Students are required to finish their homework before playing in the gym. All but two of the staff members have served time in jail.

There are a lot of good things happening at the Peace Corner.

“I do my homework here. There are a whole bunch of people coming from my school,” said Kendale Brice, a freshman at Christ the King Jesuit College Preparatory School. “Sometimes we play basketball.”

Brice was to be baptized at the Easter Vigil, making him the only Catholic in his family.

Other local people are finding help and friends in support groups.

“We have classes on anger management and on team work. We organize field trips to big companies to introduce them to the working class life. The girls are producing a play which they wrote by themselves,” said Binaghi.
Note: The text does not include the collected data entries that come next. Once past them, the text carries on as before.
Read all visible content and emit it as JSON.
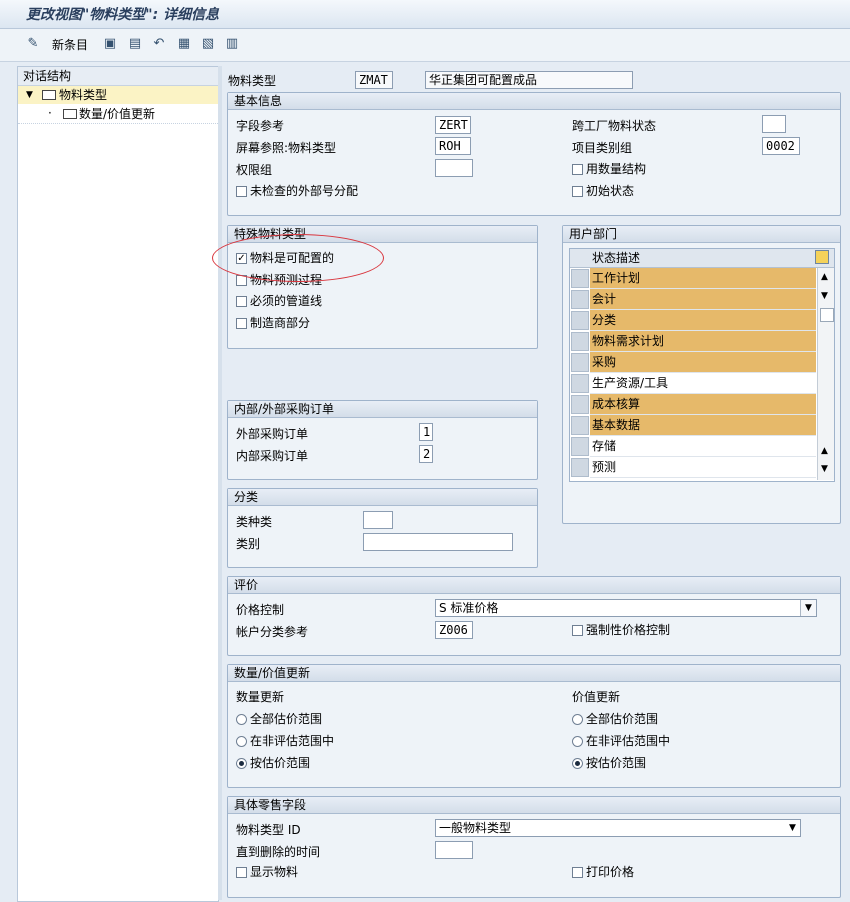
{
  "title": "更改视图\"物料类型\": 详细信息",
  "toolbar": {
    "new_entries": "新条目",
    "icons": [
      "pencil-glasses-icon",
      "copy-icon",
      "delete-icon",
      "undo-icon",
      "select-all-icon",
      "deselect-all-icon",
      "print-icon"
    ]
  },
  "nav": {
    "header": "对话结构",
    "items": [
      {
        "label": "物料类型",
        "expanded": true,
        "selected": true
      },
      {
        "label": "数量/价值更新",
        "expanded": false,
        "selected": false
      }
    ]
  },
  "header_fields": {
    "material_type_label": "物料类型",
    "material_type_value": "ZMAT",
    "material_type_desc": "华正集团可配置成品"
  },
  "basic": {
    "title": "基本信息",
    "field_ref_label": "字段参考",
    "field_ref_value": "ZERT",
    "screen_ref_label": "屏幕参照:物料类型",
    "screen_ref_value": "ROH",
    "auth_group_label": "权限组",
    "auth_group_value": "",
    "ext_num_label": "未检查的外部号分配",
    "ext_num_checked": false,
    "cross_plant_label": "跨工厂物料状态",
    "cross_plant_value": "",
    "item_cat_label": "项目类别组",
    "item_cat_value": "0002",
    "qty_struct_label": "用数量结构",
    "qty_struct_checked": false,
    "init_status_label": "初始状态",
    "init_status_checked": false
  },
  "special": {
    "title": "特殊物料类型",
    "items": [
      {
        "label": "物料是可配置的",
        "checked": true
      },
      {
        "label": "物料预测过程",
        "checked": false
      },
      {
        "label": "必须的管道线",
        "checked": false
      },
      {
        "label": "制造商部分",
        "checked": false
      }
    ]
  },
  "user_dept": {
    "title": "用户部门",
    "column": "状态描述",
    "rows": [
      {
        "label": "工作计划",
        "highlight": true
      },
      {
        "label": "会计",
        "highlight": true
      },
      {
        "label": "分类",
        "highlight": true
      },
      {
        "label": "物料需求计划",
        "highlight": true
      },
      {
        "label": "采购",
        "highlight": true
      },
      {
        "label": "生产资源/工具",
        "highlight": false
      },
      {
        "label": "成本核算",
        "highlight": true
      },
      {
        "label": "基本数据",
        "highlight": true
      },
      {
        "label": "存储",
        "highlight": false
      },
      {
        "label": "预测",
        "highlight": false
      }
    ],
    "highlight_color": "#e6b96a"
  },
  "po": {
    "title": "内部/外部采购订单",
    "external_label": "外部采购订单",
    "external_value": "1",
    "internal_label": "内部采购订单",
    "internal_value": "2"
  },
  "classification": {
    "title": "分类",
    "class_type_label": "类种类",
    "class_type_value": "",
    "class_label": "类别",
    "class_value": ""
  },
  "valuation": {
    "title": "评价",
    "price_control_label": "价格控制",
    "price_control_value": "S 标准价格",
    "acct_cat_label": "帐户分类参考",
    "acct_cat_value": "Z006",
    "force_price_label": "强制性价格控制",
    "force_price_checked": false
  },
  "qty_value": {
    "title": "数量/价值更新",
    "qty_label": "数量更新",
    "value_label": "价值更新",
    "options": [
      "全部估价范围",
      "在非评估范围中",
      "按估价范围"
    ],
    "qty_selected": 2,
    "value_selected": 2
  },
  "retail": {
    "title": "具体零售字段",
    "mtype_id_label": "物料类型 ID",
    "mtype_id_value": "一般物料类型",
    "deletion_label": "直到删除的时间",
    "deletion_value": "",
    "display_label": "显示物料",
    "display_checked": false,
    "print_price_label": "打印价格",
    "print_price_checked": false
  },
  "annotation_color": "#d9353d"
}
There are men who are already in their own landscaping businesses. The organization runs job placement programs.

“We partnered with a nonprofit housing development agency. Through one of them we manage 14 different buildings. There is only one requirement to get a job in our place — we only hire people who have been to prison, who have a criminal background,” Binaghi said.

The key to the success at the Peace Corner is partnership and volunteers. The center works with DePaul, Dominican and Loyola universities, whose students offer GED courses and tutoring programs, teach computer skills or give job training.

On an average day there are members affiliated with five different gangs at the Peace Corner, but there has not been a fight.

There is a large black and green cross hung on the wall, but the organization doesn’t impose any religion. In the past it had a Bible study, and now participants pray before meetings and take teenagers on retreats, where everybody goes to Mass.